The result is the most likely medium-term outcome: a more organised form of instability that eventually settles into practical restraint.

This pathway is structurally durable because it aligns with the incentives of the principal actors. The United States seeks to restore access and maintain pressure without assuming indefinite war ownership; Israel prioritises the degradation of Iranian capabilities; Iran focuses on regime survival while retaining leverage; and regional actors favour continuity and insulation over deeper, formalised conflict.

Recommendations for Businesses and Investors

For stakeholders affected by the conflict – from governments to investors and small- and medium-sized businesses – this base-case scenario provides a foundation for policy and strategy.

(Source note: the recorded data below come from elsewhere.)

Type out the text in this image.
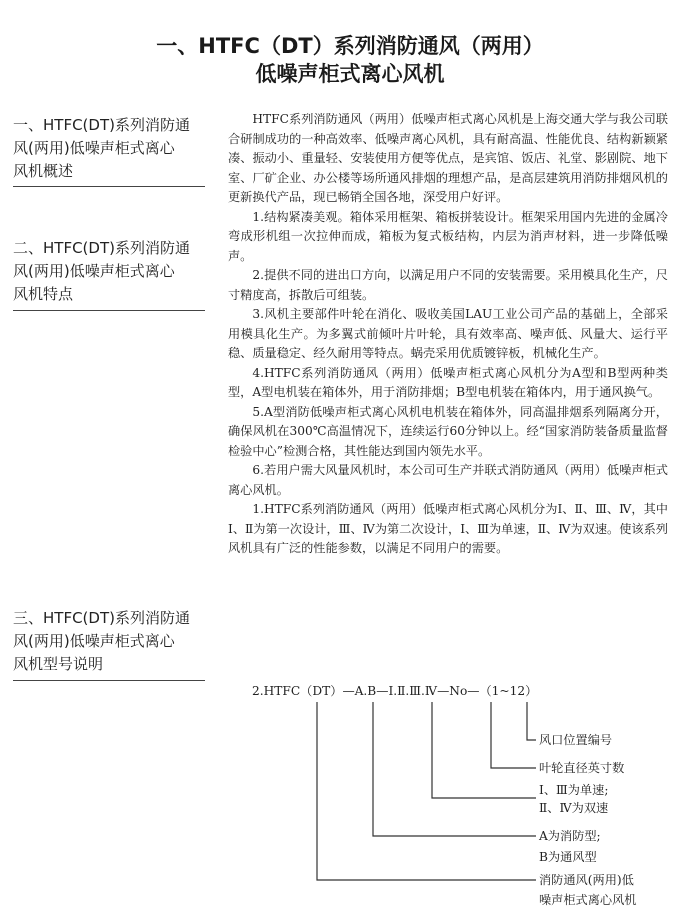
一、HTFC（DT）系列消防通风（两用）
低噪声柜式离心风机
一、HTFC(DT)系列消防通
风(两用)低噪声柜式离心
风机概述
二、HTFC(DT)系列消防通
风(两用)低噪声柜式离心
风机特点
三、HTFC(DT)系列消防通
风(两用)低噪声柜式离心
风机型号说明

HTFC系列消防通风（两用）低噪声柜式离心风机是上海交通大学与我公司联合研制成功的一种高效率、低噪声离心风机，具有耐高温、性能优良、结构新颖紧凑、振动小、重量轻、安装使用方便等优点，是宾馆、饭店、礼堂、影剧院、地下室、厂矿企业、办公楼等场所通风排烟的理想产品，是高层建筑用消防排烟风机的更新换代产品，现已畅销全国各地，深受用户好评。

1.结构紧凑美观。箱体采用框架、箱板拼装设计。框架采用国内先进的金属冷弯成形机组一次拉伸而成，箱板为复式板结构，内层为消声材料，进一步降低噪声。

2.提供不同的进出口方向，以满足用户不同的安装需要。采用模具化生产，尺寸精度高，拆散后可组装。

3.风机主要部件叶轮在消化、吸收美国LAU工业公司产品的基础上，全部采用模具化生产。为多翼式前倾叶片叶轮，具有效率高、噪声低、风量大、运行平稳、质量稳定、经久耐用等特点。蜗壳采用优质镀锌板，机械化生产。

4.HTFC系列消防通风（两用）低噪声柜式离心风机分为A型和B型两种类型，A型电机装在箱体外，用于消防排烟；B型电机装在箱体内，用于通风换气。

5.A型消防低噪声柜式离心风机电机装在箱体外，同高温排烟系列隔离分开，确保风机在300℃高温情况下，连续运行60分钟以上。经“国家消防装备质量监督检验中心”检测合格，其性能达到国内领先水平。

6.若用户需大风量风机时，本公司可生产并联式消防通风（两用）低噪声柜式离心风机。

1.HTFC系列消防通风（两用）低噪声柜式离心风机分为Ⅰ、Ⅱ、Ⅲ、Ⅳ，其中Ⅰ、Ⅱ为第一次设计，Ⅲ、Ⅳ为第二次设计，Ⅰ、Ⅲ为单速，Ⅱ、Ⅳ为双速。使该系列风机具有广泛的性能参数，以满足不同用户的需要。

2.HTFC（DT）—A.B—Ⅰ.Ⅱ.Ⅲ.Ⅳ—No—（1~12）
风口位置编号
叶轮直径英寸数
Ⅰ、Ⅲ为单速;
Ⅱ、Ⅳ为双速
A为消防型;
B为通风型
消防通风(两用)低
噪声柜式离心风机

“The right private-sector response is not to assume rapid normalisation. The current conflict pattern still combines severe shipping disruption, widening Red Sea risk, continued proxy pressure, and a US campaign framed around broad conventional objectives rather than near-term disengagement. That makes persistent friction, route uncertainty, and confidence volatility the central planning assumptions.”

The responses of business should be differentiated by sector:

  • Logistics, shipping, and trade-intensive businesses should shift from pure efficiency models towards route resilience and controllable throughput.
  • Aviation, tourism, and hospitality businesses should focus on scenario-based demand management, cost flexibility, and balance-sheet resilience.
  • Industrial and construction businesses should stress-test imported input chains and fixed-price obligations.
  • Banks and non-bank lenders should tighten exposure reviews across trade finance, shipping-linked borrowers, real estate leverage, and weaker SMEs.
  • Real estate developers and operators should clearly distinguish between income-producing core assets and transaction-driven inventory.

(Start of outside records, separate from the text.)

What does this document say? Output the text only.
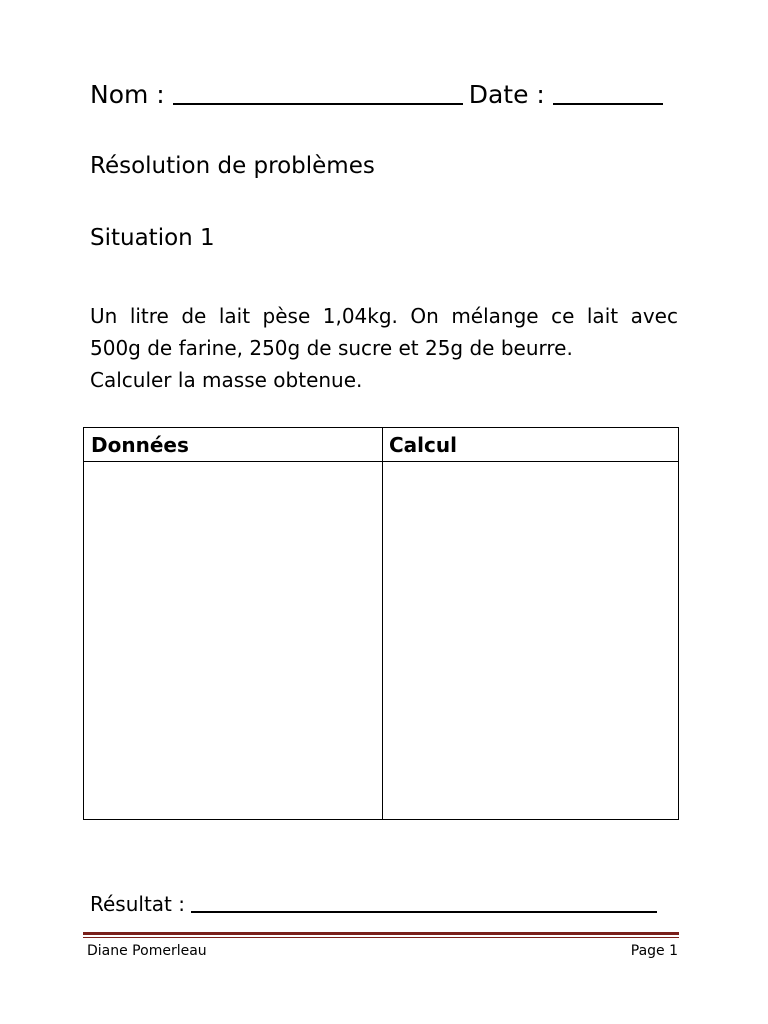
Nom :	Date :
Résolution de problèmes
Situation 1
Un litre de lait pèse 1,04kg. On mélange ce lait avec
500g de farine, 250g de sucre et 25g de beurre.
Calculer la masse obtenue.
Données	Calcul
Résultat :
Diane Pomerleau	Page 1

For investors, the region remains investable, but selectivity is critical. The report advises moving from a “post-shock rebound” mindset to one focused on persistent risk premiums and disciplined allocation.

Key Executive Conclusions

Source: Management Partners

Conclusion

The authors conclude that the conflict should not be viewed as a short escalation cycle moving towards rapid resolution. Instead, it is evolving into a prolonged contest of coercion, containment, and selective deconfliction over multiple months. No principal actor can secure a clean strategic victory at acceptable cost, but several can sustain pressure within defined constraints.

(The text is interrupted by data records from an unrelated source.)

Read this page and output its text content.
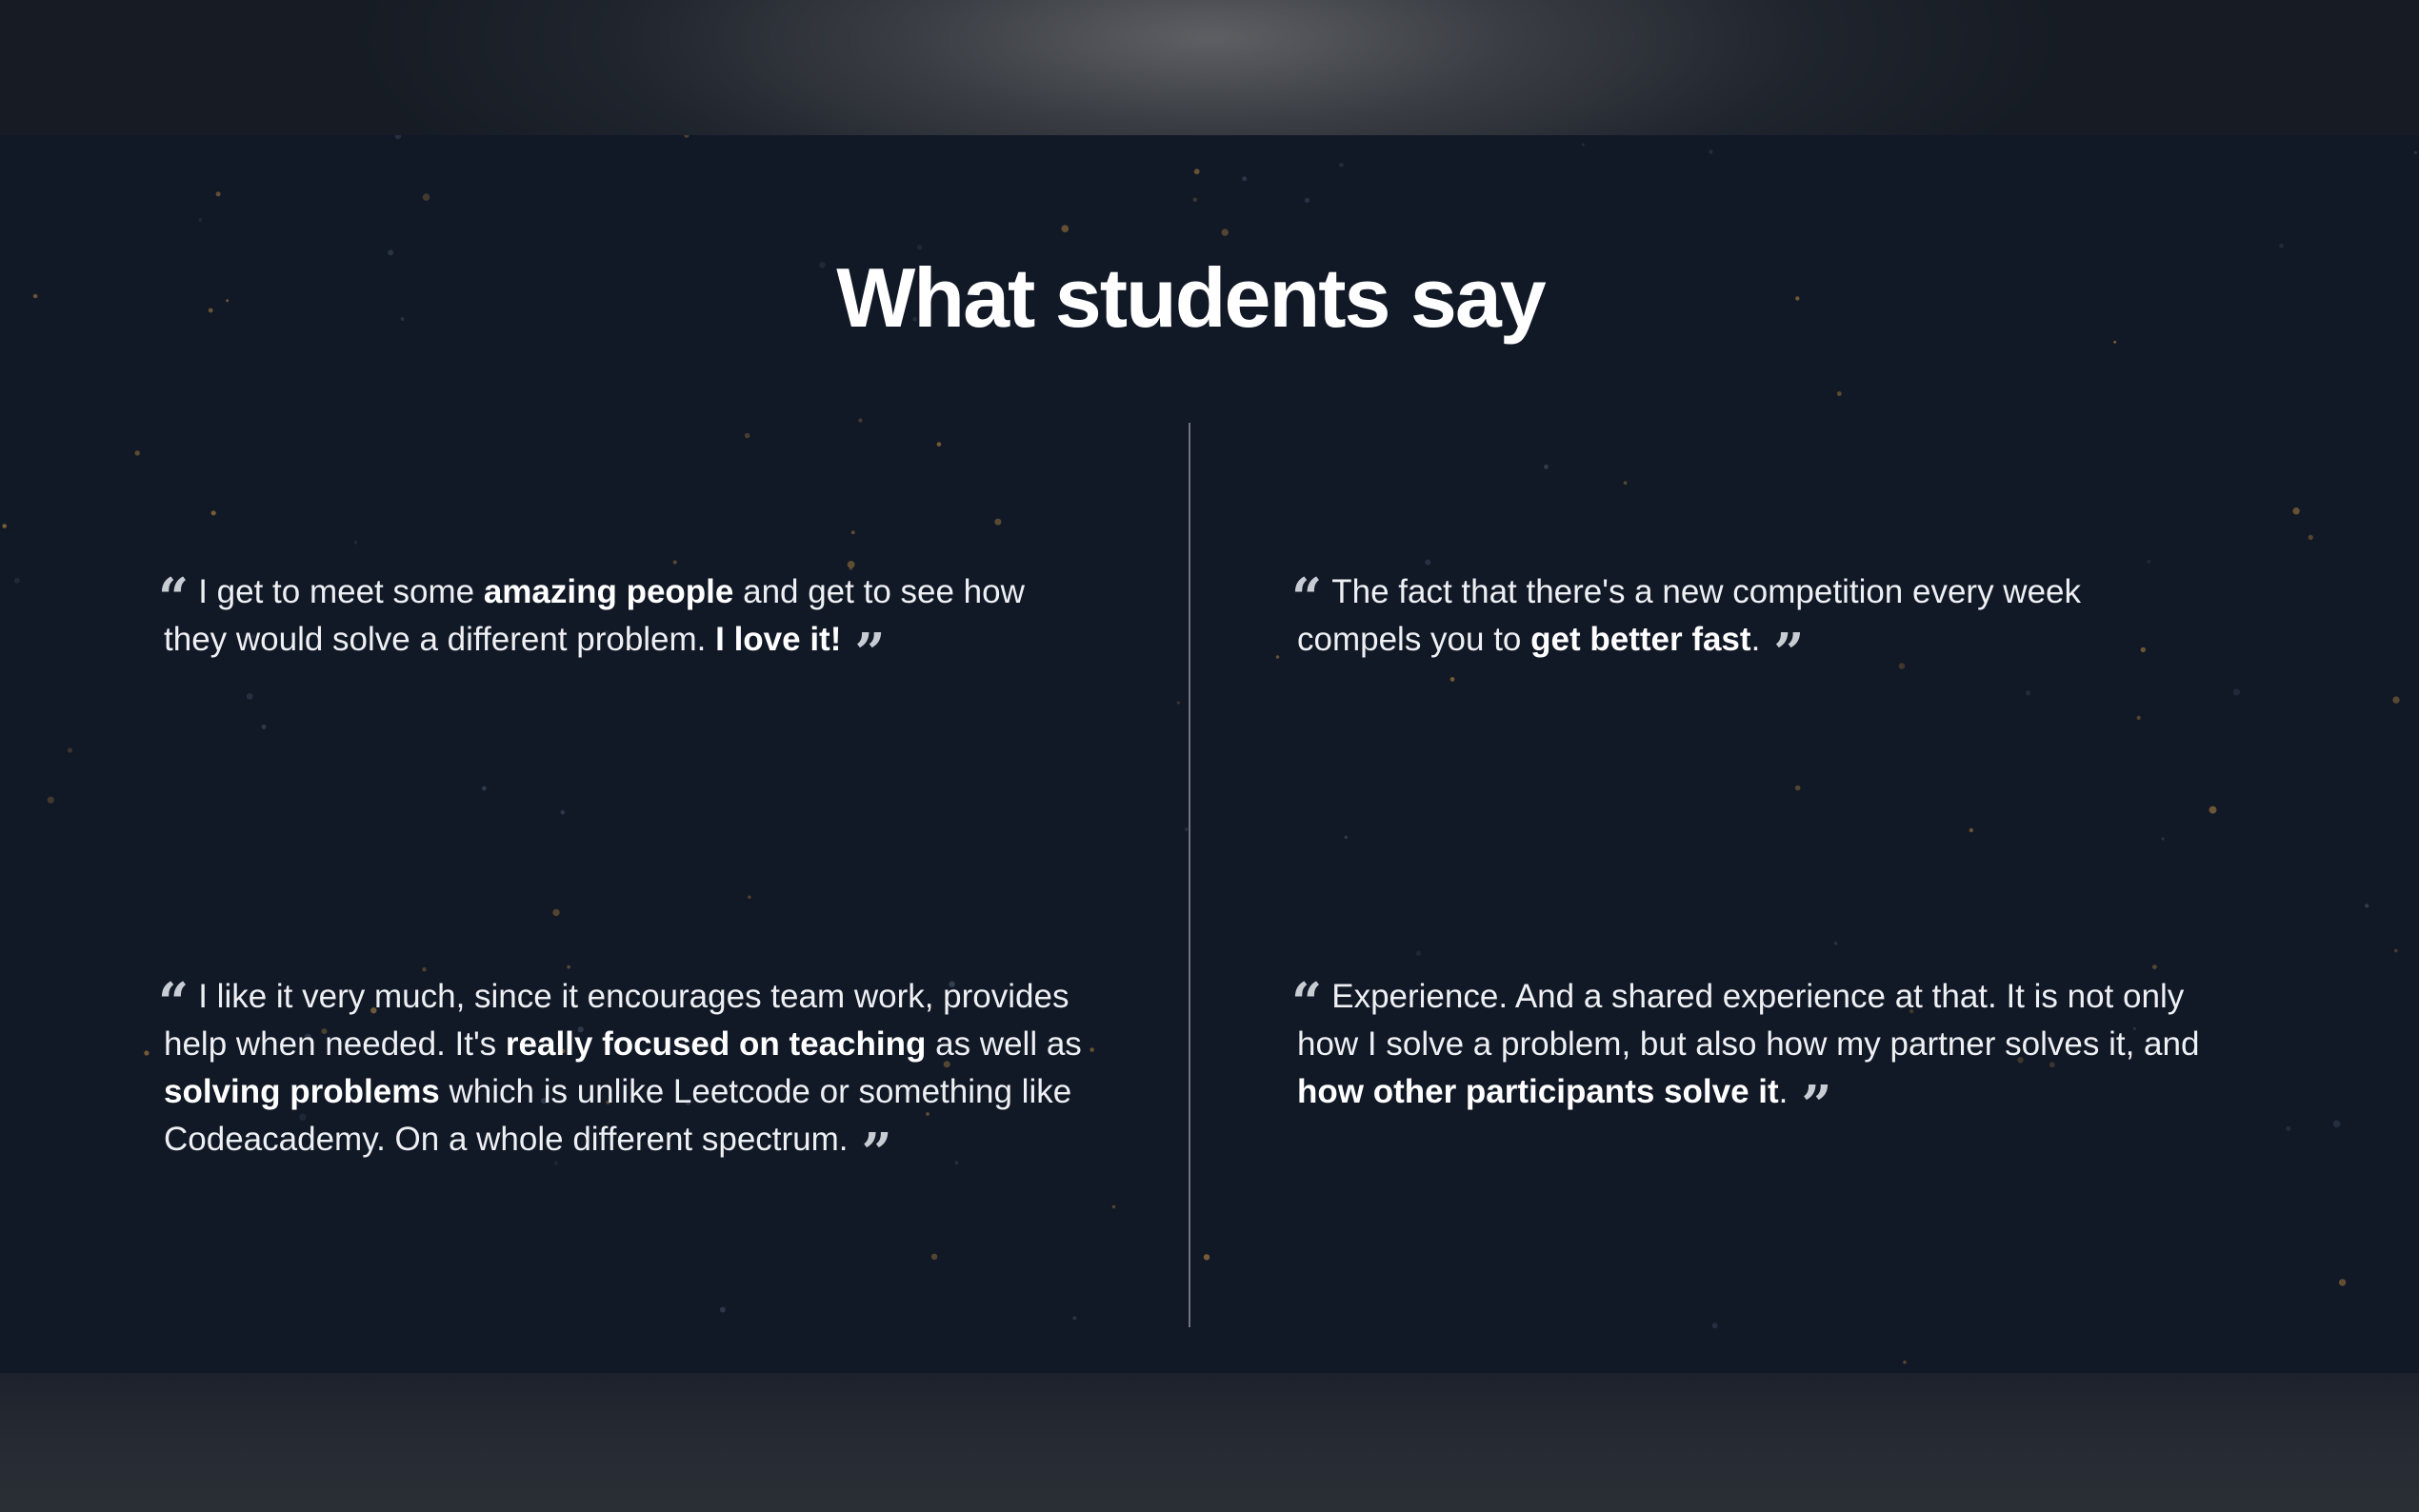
What students say

“ I get to meet some amazing people and get to see how they would solve a different problem. I love it! ”

“ The fact that there's a new competition every week compels you to get better fast. ”

“ I like it very much, since it encourages team work, provides help when needed. It's really focused on teaching as well as solving problems which is unlike Leetcode or something like Codeacademy. On a whole different spectrum. ”

“ Experience. And a shared experience at that. It is not only how I solve a problem, but also how my partner solves it, and how other participants solve it. ”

As a result, the most likely trajectory is not resolution, but a more organised and persistent form of instability – termed ‘managed instability’. “The most likely pathway remains one in which maritime pressure stays central, diplomacy remains narrow and functional rather than transformational, and the conflict settles into a costly but governable coercive regime.”

“The result is a conflict pattern that is bounded enough to avoid immediate general war, yet active enough to continue generating recurring shocks.”

Taken together, the research points to a clear conclusion: this is no longer an environment where the primary goal is rapid recovery from disruption. Instead, organisations must learn to operate and allocate capital effectively within disruption. That means building for continuity rather than only growth, pricing for friction rather than only demand, favouring agility, and treating resilience not as a defensive overhead, but as a source of competitive advantage.